Qui ne l’a pas fustigé, si ce n’est empêché, si ce n’est interdit ? Comme
d’habitude en ces temps post-modernes au nom de telle ou telle liberté.
J’ai eu à tenter d’accompagner bon nombre de ces familles, dans lesquelles la
meurtrissure s’est mutée en haine ne voyant à l’horizon que le clivage, en tant
qu’expert auprès des tribunaux d’affaires familiales (pendant quinze ans).
Le cas le plus courant d’aliénation familiale est celui où un membre de la
famille, le plus souvent un des parents, le plus souvent le père, se retrouve
exclu. Un ou plusieurs de ses enfants ne lui parle plus, le vit comme mort.
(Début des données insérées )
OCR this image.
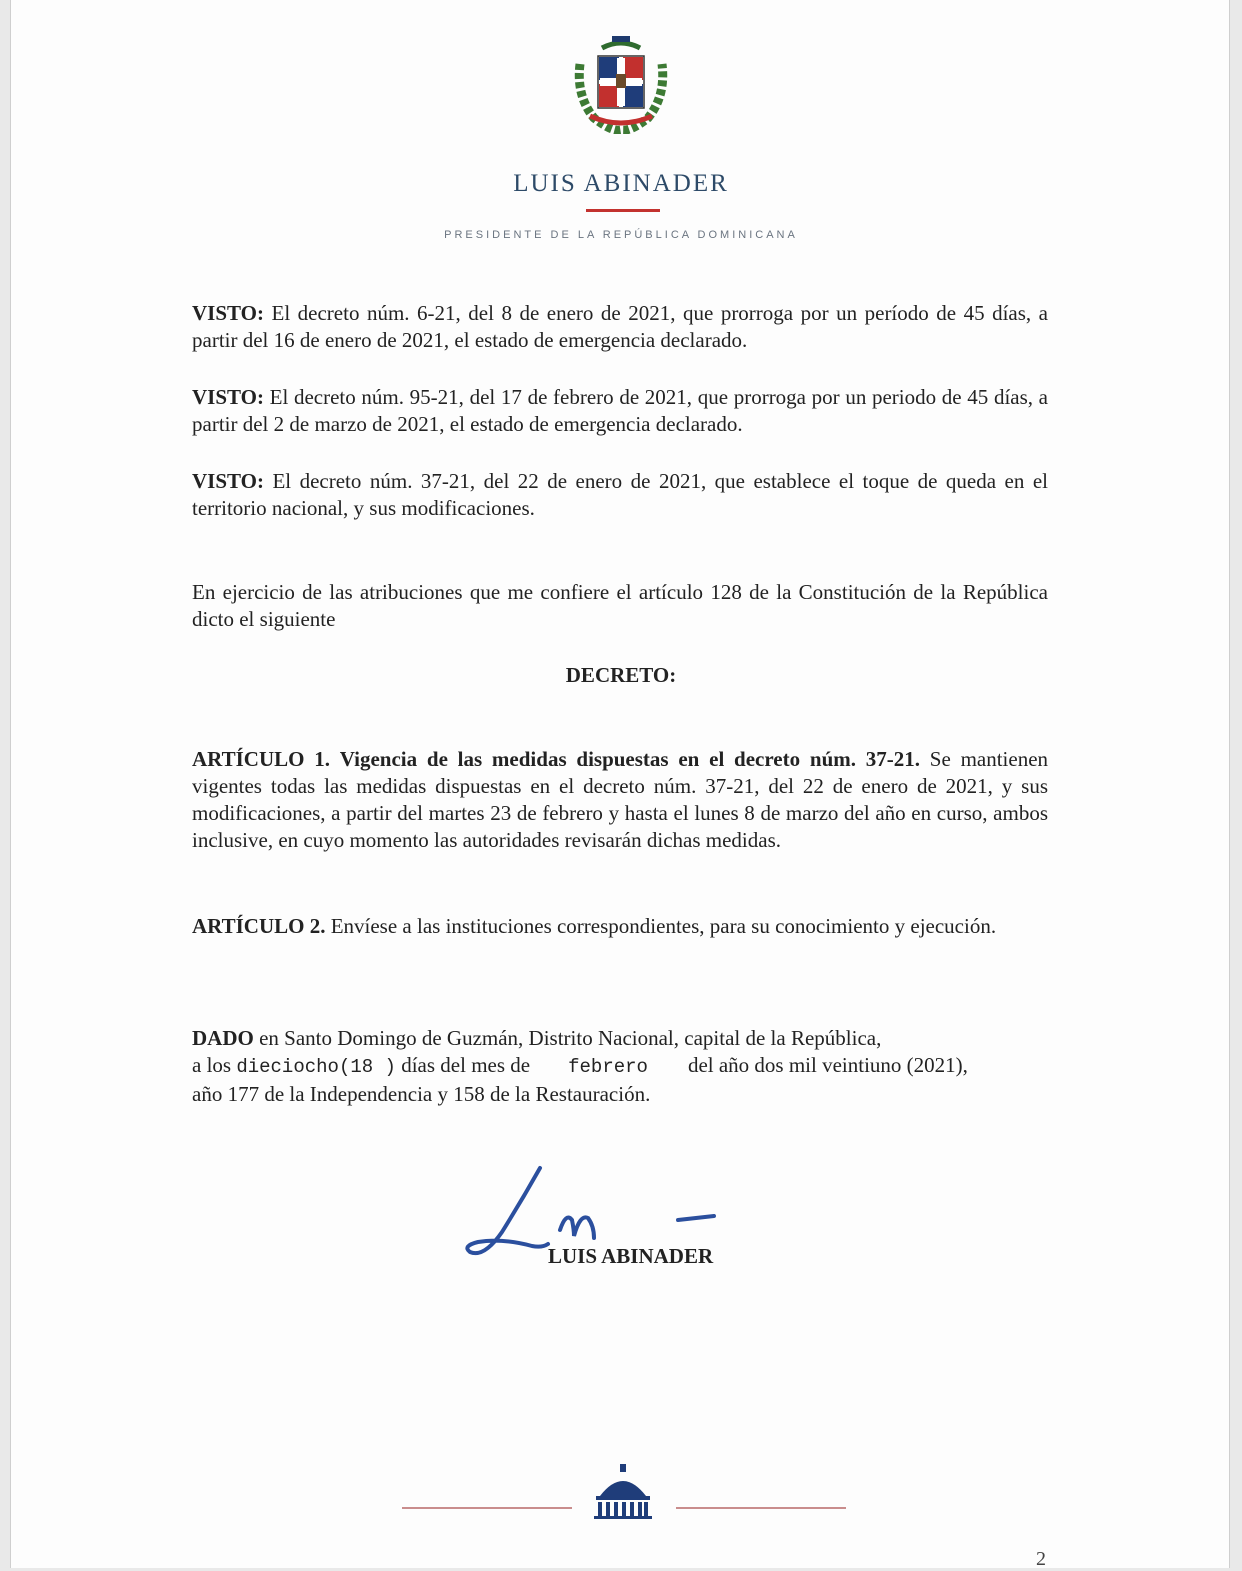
LUIS ABINADER
PRESIDENTE DE LA REPÚBLICA DOMINICANA

VISTO: El decreto núm. 6-21, del 8 de enero de 2021, que prorroga por un período de 45 días, a partir del 16 de enero de 2021, el estado de emergencia declarado.

VISTO: El decreto núm. 95-21, del 17 de febrero de 2021, que prorroga por un periodo de 45 días, a partir del 2 de marzo de 2021, el estado de emergencia declarado.

VISTO: El decreto núm. 37-21, del 22 de enero de 2021, que establece el toque de queda en el territorio nacional, y sus modificaciones.

En ejercicio de las atribuciones que me confiere el artículo 128 de la Constitución de la República dicto el siguiente

DECRETO:

ARTÍCULO 1. Vigencia de las medidas dispuestas en el decreto núm. 37-21. Se mantienen vigentes todas las medidas dispuestas en el decreto núm. 37-21, del 22 de enero de 2021, y sus modificaciones, a partir del martes 23 de febrero y hasta el lunes 8 de marzo del año en curso, ambos inclusive, en cuyo momento las autoridades revisarán dichas medidas.

ARTÍCULO 2. Envíese a las instituciones correspondientes, para su conocimiento y ejecución.

DADO en Santo Domingo de Guzmán, Distrito Nacional, capital de la República,

a los dieciocho(18 ) días del mes de febrero del año dos mil veintiuno (2021),

año 177 de la Independencia y 158 de la Restauración.

LUIS ABINADER
2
Tels le boucher, ils martèlent leur tête de bétail, le front baissé, et
refusent le dialogue, encore moins le traitement. Même le jugement souvent. La
décision est prise et le parent est comme mort et enterré. C’est irrévocable.
L’enfant - qui peut avoir six ans comme trente cinq - n’a de son point de vue,
plus de parent « se sent très bien comme ça », et n’est disposé à
recevoir aucun traitement, aucune aide, aucune psychothérapie.
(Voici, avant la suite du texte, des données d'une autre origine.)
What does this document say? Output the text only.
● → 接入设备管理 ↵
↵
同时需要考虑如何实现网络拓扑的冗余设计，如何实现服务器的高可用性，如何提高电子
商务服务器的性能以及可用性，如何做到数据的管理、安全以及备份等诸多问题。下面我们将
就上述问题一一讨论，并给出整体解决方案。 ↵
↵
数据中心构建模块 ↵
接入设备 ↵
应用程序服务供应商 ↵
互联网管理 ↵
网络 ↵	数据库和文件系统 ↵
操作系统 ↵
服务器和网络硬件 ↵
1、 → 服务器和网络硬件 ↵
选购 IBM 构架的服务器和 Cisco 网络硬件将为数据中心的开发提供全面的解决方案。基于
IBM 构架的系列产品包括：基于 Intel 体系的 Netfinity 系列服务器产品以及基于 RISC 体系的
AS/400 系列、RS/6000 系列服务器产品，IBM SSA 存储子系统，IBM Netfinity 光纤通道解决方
Ce sont les situations les plus tristes, de familles irrémédiablement
détruites, d’enfants qui grandiront comme amputés, barricadés dans le quant à
soi d’un refus définitif.
La partie aliénée n’a en général pas plus de recours que rav ou rabbi Yohanan.
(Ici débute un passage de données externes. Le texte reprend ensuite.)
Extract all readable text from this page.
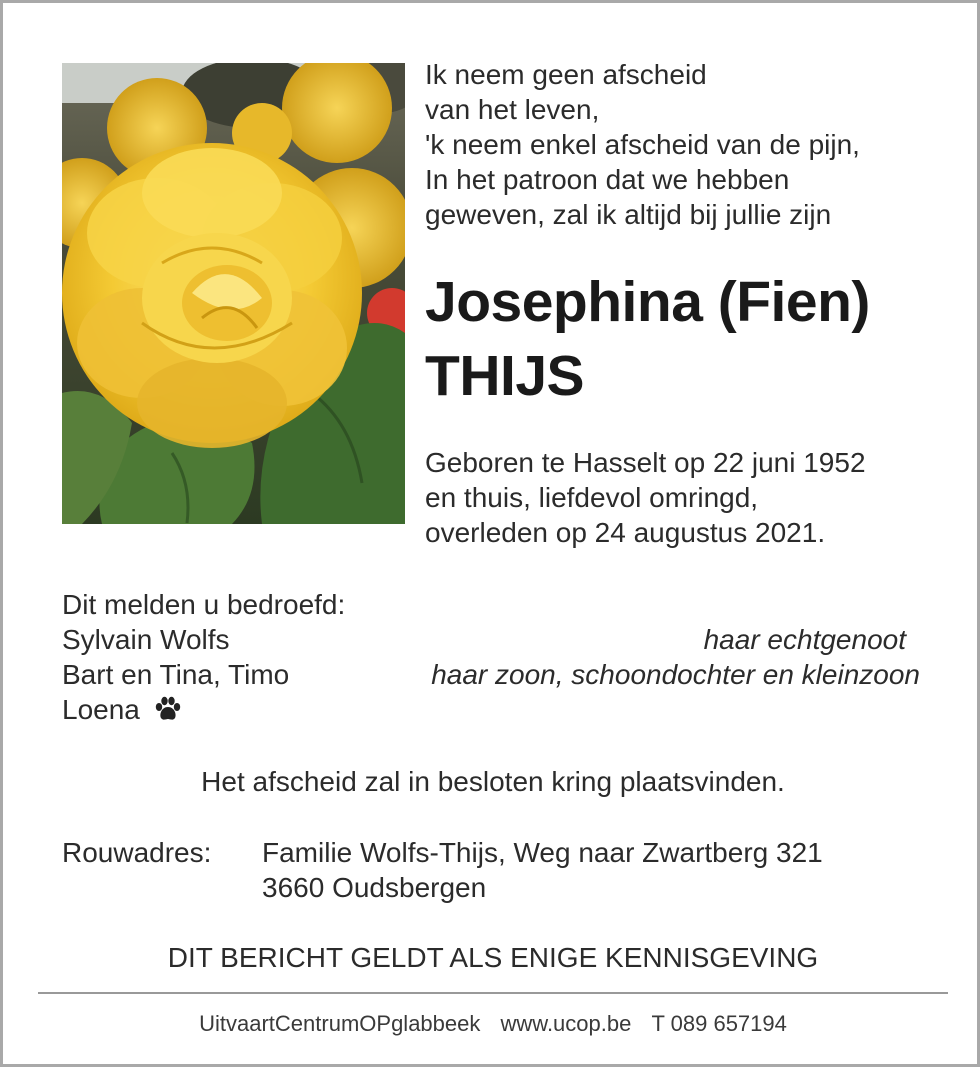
Ik neem geen afscheid
van het leven,
'k neem enkel afscheid van de pijn,
In het patroon dat we hebben
geweven, zal ik altijd bij jullie zijn
Josephina (Fien)
THIJS
Geboren te Hasselt op 22 juni 1952
en thuis, liefdevol omringd,
overleden op 24 augustus 2021.
Dit melden u bedroefd:
Sylvain Wolfs	haar echtgenoot
Bart en Tina, Timo	haar zoon, schoondochter en kleinzoon
Loena
Het afscheid zal in besloten kring plaatsvinden.
Rouwadres: Familie Wolfs-Thijs, Weg naar Zwartberg 321
3660 Oudsbergen
DIT BERICHT GELDT ALS ENIGE KENNISGEVING
UitvaartCentrumOPglabbeek www.ucop.be T 089 657194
Il n’est pas impossible qu’il ait contribué à cette évolution de la situation,
mais il en est maintenant définitivement exclu….entre autres par le conjoint
qui, faut-il le rappeler, a participé (statistiquement parlant, à 50%) à cette
détérioration de la situation familiale.
Une perspective moderne, celle où la situation est jugée au rythme des
publications journalistiques et des posts sur les réseaux sociaux, est ce qui
ne peut qu’encore aggraver une situation dans laquelle plus personne ne voit
plus ni la souffrance, ni la douleur.
Les « aliénants » ne souffrent pas, ou en tout cas sont retranchés
dans cette position de « je ne souffre nullement et n’ai besoin d’aucune
aide », les « aliénés » sont coupables et par conséquent en état
de souffrance illégitime (« il l’a bien cherché » disent ou pensent
les aliénants), et le résultat est la destruction de la famille, résultat dans
lequel il n’y a que des perdants.
Dans le cas de Rabbi Yohanan et Rech Lakish, dans le cas de rav et du boucher,
il y a aussi échec, mais je dirais que la perspective kippourienne, celle dans
laquelle les efforts sont faits dans le sens de la réparation, parait plus
saine que l’opération clivage.
L’épisode rabbi Yohanan-rech lakish se termine sur la mort de rabbi Yohanan, de
désespoir, de souffrance d’avoir perdu son ami.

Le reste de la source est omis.